Details
-
Bug
-
Status: Open
-
Major
-
Resolution: Unresolved
-
2.1.1
-
None
-
None
-
CentOS 6.5/Hadoop 2.7.3/Java 7
Description
Due to a patch introduced with HIVE-13705, the target output json file (report.json) is not replace properly, only report.json.tmp is continuously updated.
The local filesystem (https://github.com/apache/hive/blob/branch-2.1/common/src/java/org/apache/hadoop/hive/common/metrics/metrics2/CodahaleMetrics.java#L428) at the time of output is an instanceof ProxyLocalFileSystem (https://github.com/apache/hive/blob/branch-2.1/ql/src/java/org/apache/hadoop/hive/ql/io/ProxyLocalFileSystem.java) which overrides the rename method of the Hadoop LocalFileSystem.
The Hadooo LocalFileSystem delegates rename() to the JVM which delegates rename() to the OS ... http://pubs.opengroup.org/onlinepubs/9699919799/functions/rename.html.
The POSIX rename behavior is what the JSON_FILE output handler really wants here, I assume, as it supposedly ensures that a reader thread at no time ends up with no file, which in the deprecated Haddop FileSystem ... rename(src, dst, options) method could occur.
No simple patch seems obvious, unless the JSON_FILE output handler would be leveraging the JVM FileSystem in case a local filesystem for the output is configured.

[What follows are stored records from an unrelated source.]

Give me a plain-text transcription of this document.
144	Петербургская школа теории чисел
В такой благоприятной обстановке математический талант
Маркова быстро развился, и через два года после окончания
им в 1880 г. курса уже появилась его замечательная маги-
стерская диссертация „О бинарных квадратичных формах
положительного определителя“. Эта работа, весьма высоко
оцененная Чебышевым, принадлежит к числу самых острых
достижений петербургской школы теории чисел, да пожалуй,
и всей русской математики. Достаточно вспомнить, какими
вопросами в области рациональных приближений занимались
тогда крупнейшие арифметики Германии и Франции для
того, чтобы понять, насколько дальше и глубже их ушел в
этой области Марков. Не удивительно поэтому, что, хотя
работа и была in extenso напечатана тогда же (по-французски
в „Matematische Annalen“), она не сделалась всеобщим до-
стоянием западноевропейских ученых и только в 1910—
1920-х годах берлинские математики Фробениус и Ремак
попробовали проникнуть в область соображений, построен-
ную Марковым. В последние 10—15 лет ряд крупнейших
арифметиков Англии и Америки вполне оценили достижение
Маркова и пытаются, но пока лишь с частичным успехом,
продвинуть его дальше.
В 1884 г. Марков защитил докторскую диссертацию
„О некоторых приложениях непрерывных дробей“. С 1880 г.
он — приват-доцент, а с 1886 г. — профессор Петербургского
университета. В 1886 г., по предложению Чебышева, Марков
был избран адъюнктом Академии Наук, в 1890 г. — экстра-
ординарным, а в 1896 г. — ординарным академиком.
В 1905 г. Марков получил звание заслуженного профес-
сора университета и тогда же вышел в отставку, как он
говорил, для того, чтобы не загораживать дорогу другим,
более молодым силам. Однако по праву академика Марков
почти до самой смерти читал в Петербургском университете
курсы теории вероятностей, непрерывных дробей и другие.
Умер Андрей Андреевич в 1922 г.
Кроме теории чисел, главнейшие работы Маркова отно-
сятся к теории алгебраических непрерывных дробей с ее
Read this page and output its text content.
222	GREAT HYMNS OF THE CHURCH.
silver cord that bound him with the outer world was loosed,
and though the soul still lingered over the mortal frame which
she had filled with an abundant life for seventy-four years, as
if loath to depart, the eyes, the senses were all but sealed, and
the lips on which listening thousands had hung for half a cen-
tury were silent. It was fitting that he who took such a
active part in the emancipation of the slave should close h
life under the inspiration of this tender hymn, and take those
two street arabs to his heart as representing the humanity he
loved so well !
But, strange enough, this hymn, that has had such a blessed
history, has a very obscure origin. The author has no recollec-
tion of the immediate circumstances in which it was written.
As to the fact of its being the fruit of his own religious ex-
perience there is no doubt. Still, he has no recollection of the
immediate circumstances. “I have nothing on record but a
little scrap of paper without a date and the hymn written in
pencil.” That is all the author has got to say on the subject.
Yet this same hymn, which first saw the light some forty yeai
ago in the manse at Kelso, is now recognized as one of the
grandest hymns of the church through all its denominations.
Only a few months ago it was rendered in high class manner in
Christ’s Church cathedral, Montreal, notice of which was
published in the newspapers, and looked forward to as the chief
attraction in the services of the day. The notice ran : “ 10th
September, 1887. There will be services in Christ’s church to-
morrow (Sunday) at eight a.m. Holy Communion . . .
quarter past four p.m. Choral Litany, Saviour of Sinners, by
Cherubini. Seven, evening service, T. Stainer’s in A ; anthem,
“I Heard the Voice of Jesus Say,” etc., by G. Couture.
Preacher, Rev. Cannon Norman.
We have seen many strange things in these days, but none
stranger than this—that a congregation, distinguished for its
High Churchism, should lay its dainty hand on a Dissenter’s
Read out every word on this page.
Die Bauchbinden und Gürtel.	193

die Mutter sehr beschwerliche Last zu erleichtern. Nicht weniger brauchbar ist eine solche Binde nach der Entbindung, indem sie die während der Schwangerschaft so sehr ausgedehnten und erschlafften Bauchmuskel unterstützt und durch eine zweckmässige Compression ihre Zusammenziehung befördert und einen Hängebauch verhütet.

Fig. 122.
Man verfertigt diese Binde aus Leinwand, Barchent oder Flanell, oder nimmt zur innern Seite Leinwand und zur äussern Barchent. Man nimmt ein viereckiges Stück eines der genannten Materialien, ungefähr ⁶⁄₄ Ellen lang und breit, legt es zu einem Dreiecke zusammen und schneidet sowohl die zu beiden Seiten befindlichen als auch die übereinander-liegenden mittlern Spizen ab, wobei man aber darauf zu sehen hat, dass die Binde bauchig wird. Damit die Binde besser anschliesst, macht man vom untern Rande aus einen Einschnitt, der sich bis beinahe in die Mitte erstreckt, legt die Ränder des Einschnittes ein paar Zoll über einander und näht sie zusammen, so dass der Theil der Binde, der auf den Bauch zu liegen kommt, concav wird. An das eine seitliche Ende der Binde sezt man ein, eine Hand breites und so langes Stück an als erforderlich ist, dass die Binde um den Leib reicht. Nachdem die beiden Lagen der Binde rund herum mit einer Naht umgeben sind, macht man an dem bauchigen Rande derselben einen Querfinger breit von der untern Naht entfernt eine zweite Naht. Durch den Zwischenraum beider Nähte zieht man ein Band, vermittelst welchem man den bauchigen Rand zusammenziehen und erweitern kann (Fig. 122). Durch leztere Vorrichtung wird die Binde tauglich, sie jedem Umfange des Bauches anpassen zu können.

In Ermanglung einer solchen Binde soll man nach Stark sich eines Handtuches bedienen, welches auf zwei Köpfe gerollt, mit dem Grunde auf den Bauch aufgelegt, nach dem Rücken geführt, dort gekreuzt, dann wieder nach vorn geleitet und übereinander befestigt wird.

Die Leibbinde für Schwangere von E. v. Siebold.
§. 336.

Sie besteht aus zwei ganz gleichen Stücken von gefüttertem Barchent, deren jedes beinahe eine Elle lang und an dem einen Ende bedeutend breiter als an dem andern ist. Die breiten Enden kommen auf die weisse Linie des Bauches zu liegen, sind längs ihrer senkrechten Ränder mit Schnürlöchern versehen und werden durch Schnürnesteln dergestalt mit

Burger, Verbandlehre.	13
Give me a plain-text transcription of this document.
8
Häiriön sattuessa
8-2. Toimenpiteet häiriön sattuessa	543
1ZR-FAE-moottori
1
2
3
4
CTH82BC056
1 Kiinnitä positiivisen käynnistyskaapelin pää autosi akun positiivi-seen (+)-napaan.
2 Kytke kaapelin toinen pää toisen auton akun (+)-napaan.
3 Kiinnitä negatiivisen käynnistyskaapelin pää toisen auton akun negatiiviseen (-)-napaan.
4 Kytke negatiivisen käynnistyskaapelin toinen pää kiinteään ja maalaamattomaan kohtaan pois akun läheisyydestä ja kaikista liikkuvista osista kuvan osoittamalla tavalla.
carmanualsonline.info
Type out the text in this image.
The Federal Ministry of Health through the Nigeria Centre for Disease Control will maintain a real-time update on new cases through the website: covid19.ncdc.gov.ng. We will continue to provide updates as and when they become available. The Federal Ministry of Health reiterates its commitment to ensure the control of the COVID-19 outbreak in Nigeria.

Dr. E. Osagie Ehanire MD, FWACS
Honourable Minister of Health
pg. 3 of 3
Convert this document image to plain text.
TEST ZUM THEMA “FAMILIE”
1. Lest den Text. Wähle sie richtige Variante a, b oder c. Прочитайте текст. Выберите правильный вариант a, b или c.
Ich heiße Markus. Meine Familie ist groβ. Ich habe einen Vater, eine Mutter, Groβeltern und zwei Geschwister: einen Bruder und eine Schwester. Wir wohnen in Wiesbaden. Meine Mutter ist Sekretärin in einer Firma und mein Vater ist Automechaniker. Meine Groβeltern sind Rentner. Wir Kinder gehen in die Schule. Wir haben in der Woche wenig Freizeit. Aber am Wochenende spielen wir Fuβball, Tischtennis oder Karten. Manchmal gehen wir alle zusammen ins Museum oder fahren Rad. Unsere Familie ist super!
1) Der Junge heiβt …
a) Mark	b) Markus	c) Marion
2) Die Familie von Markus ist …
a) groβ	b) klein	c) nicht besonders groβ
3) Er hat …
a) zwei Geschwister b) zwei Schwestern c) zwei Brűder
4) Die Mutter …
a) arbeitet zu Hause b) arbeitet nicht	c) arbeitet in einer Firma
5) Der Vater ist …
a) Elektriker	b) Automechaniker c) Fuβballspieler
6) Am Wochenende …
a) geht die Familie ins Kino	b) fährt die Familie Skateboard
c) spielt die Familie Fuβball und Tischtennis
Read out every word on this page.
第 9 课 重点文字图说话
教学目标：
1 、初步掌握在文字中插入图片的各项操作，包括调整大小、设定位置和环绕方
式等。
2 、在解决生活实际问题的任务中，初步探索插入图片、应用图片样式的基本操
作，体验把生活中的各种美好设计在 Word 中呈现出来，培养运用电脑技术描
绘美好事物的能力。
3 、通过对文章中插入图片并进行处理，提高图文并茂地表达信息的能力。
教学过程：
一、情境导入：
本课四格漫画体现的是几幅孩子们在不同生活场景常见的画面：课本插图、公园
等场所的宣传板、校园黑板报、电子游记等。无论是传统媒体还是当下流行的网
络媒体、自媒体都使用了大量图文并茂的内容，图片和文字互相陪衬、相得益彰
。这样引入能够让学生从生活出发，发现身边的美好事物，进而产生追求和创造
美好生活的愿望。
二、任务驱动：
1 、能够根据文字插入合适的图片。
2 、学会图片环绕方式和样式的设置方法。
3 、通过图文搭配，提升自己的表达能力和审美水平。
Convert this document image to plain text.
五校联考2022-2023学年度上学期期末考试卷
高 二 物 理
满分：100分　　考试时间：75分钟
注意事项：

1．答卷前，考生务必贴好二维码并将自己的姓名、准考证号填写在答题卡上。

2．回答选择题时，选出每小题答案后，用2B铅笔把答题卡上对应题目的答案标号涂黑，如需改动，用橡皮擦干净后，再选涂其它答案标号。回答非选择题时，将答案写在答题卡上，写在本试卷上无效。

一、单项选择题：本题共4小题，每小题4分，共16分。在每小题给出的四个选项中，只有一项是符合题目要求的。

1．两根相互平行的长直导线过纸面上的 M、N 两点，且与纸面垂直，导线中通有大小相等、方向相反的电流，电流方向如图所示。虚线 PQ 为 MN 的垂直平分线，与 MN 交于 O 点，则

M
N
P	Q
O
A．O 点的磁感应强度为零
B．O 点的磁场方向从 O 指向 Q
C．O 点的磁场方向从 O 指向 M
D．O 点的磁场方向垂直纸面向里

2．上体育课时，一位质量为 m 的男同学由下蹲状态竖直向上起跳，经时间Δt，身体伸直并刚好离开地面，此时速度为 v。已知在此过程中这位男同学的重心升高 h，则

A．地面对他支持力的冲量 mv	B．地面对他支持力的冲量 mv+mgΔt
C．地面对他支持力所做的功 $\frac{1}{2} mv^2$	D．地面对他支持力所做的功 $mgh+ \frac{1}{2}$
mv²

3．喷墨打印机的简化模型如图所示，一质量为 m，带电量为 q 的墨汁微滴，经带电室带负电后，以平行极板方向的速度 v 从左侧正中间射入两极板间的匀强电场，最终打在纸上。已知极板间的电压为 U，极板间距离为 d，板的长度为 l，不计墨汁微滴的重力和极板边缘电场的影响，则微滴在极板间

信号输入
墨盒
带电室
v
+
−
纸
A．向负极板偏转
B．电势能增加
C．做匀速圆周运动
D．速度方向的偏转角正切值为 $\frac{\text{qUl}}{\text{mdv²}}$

Delegating to the Hadoop original LocalFilesystem seems not safe, if we can assume that at one point in the future, Hadoop will align LocalFileSystem and DFS behavior as requested originally in HDFS-10385.
Comments appreciated, I'm inclined to rip out the Hadoop LocalFileSystem here and replace it with the JVM original.
Hive master seems to still have the same issue, at least no obvious code changes are observed, despite some metrics refactoring (https://github.com/apache/hive/blob/master/common/src/java/org/apache/hadoop/hive/common/metrics/metrics2/JsonFileMetricsReporter.java#L116)